A lesser woman? Hell, who was she kidding? Her insides were a pile of goo at her feet.
“How did you get in here?” he asked.
“Ah, I walked in.”
“Really? How’d you get over the wall?”
“The gate was open,” she lied.
“That so? That’s remiss. What about all the booby-traps in the forest beyond?”
“There are traps? I didn’t run into them.” All the times she’d watched her brother lie so easily seemed to be paying off. She could do this. She’d bluff her way out, and in a few days’ time she’d remember this and laugh.
Yeah. That’s what would happen.
“And the signs? Did you miss them too?”
What? Miss two hundred signs telling trespassers to leave and th
reatening all sort of bodily harm to those who passed? Be pretty hard to miss those. Before she’d realized that one of the tunnels came out close to the gates, she’d run into many of those signs searching for a way to get closer to the castle. They kept most honest folks away. The snares stopped the rest.
One of her brother’s top enforcers had decided to do a bit of exploration one day, motivated by the stories of the riches held in the castle. He’d returned a day later covered in blood, missing his right ear and half his hand. There’d been a few idiots who’d tried since, but none had been successful.
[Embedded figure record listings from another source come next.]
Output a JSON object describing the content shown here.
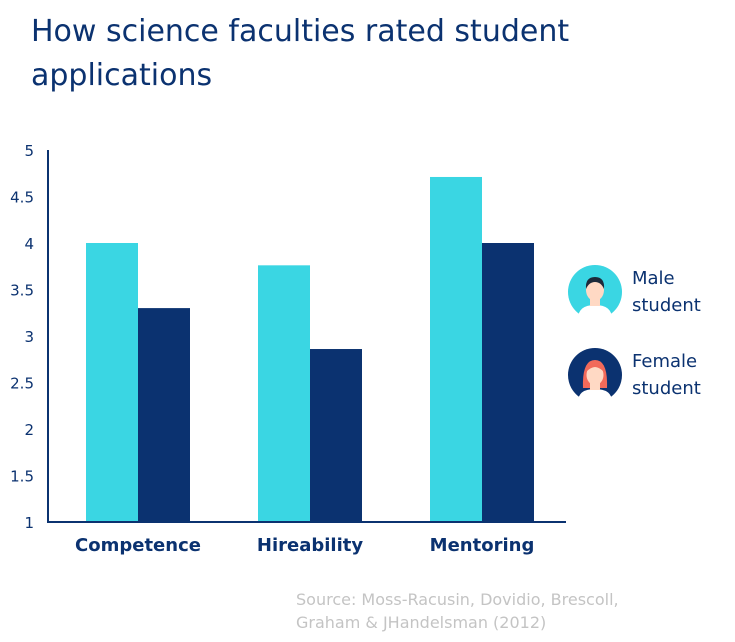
{
  "chart_data": {
    "type": "bar",
    "title": "How science faculties rated student applications",
    "categories": [
      "Competence",
      "Hireability",
      "Mentoring"
    ],
    "series": [
      {
        "name": "Male student",
        "values": [
          4.0,
          3.76,
          4.71
        ],
        "color": "#3ad6e3"
      },
      {
        "name": "Female student",
        "values": [
          3.3,
          2.86,
          4.0
        ],
        "color": "#0b3270"
      }
    ],
    "ylim": [
      1,
      5
    ],
    "yticks": [
      "1",
      "1.5",
      "2",
      "2.5",
      "3",
      "3.5",
      "4",
      "4.5",
      "5"
    ],
    "grid": false,
    "legend_position": "right",
    "source": "Source: Moss-Racusin, Dovidio, Brescoll, Graham & JHandelsman (2012)"
  },
  "legend": {
    "male": {
      "label": "Male\nstudent",
      "icon": "male-avatar-icon"
    },
    "female": {
      "label": "Female\nstudent",
      "icon": "female-avatar-icon"
    }
  },
  "colors": {
    "title": "#0b3270",
    "axis": "#0b3270",
    "source": "#c4c4c4",
    "skin": "#ffd9c4"
  }
}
Finally, tired of his men coming home injured and maimed, her brother had forbidden anyone else from entering these forests.
Maybe it would have paid to have listened to him. Wasn’t hindsight a grand and annoying thing?
“There were signs?”
“Yes. There are signs. To warn people about the traps. There are still idiots that ignore them, though.”
She narrowed her gaze. Was he calling her an idiot?
“I wouldn’t know about any of that. I work here.”
All right, it was probably a stupid thing to say. But he wasn’t one of the Bjorn brothers. They had to be in their sixties at least, right? So maybe this guy worked for them. That could be it. Whoever he was, she’d made her bluff and she was sticking to it.
“You work here, huh?” His eyes widened in surprise and then that smug grin was back. “And what was it you were hired to do?”
“Cook.” She had to hide a wince. She didn’t have a clue how to cook. She wasn’t even allowed in the damn kitchens back in the compound. If her brother had his way she’d be confined to her bedroom until she was eighty.
Right now, that wasn’t sounding like such a stupid idea.
“You’re a cook, huh? You usually eat so much while you’re cooking?” He looked down at the mess of wrappers and containers she’d left on the floor. “Hope you clean up after yourself. Since we don’t have a maid.”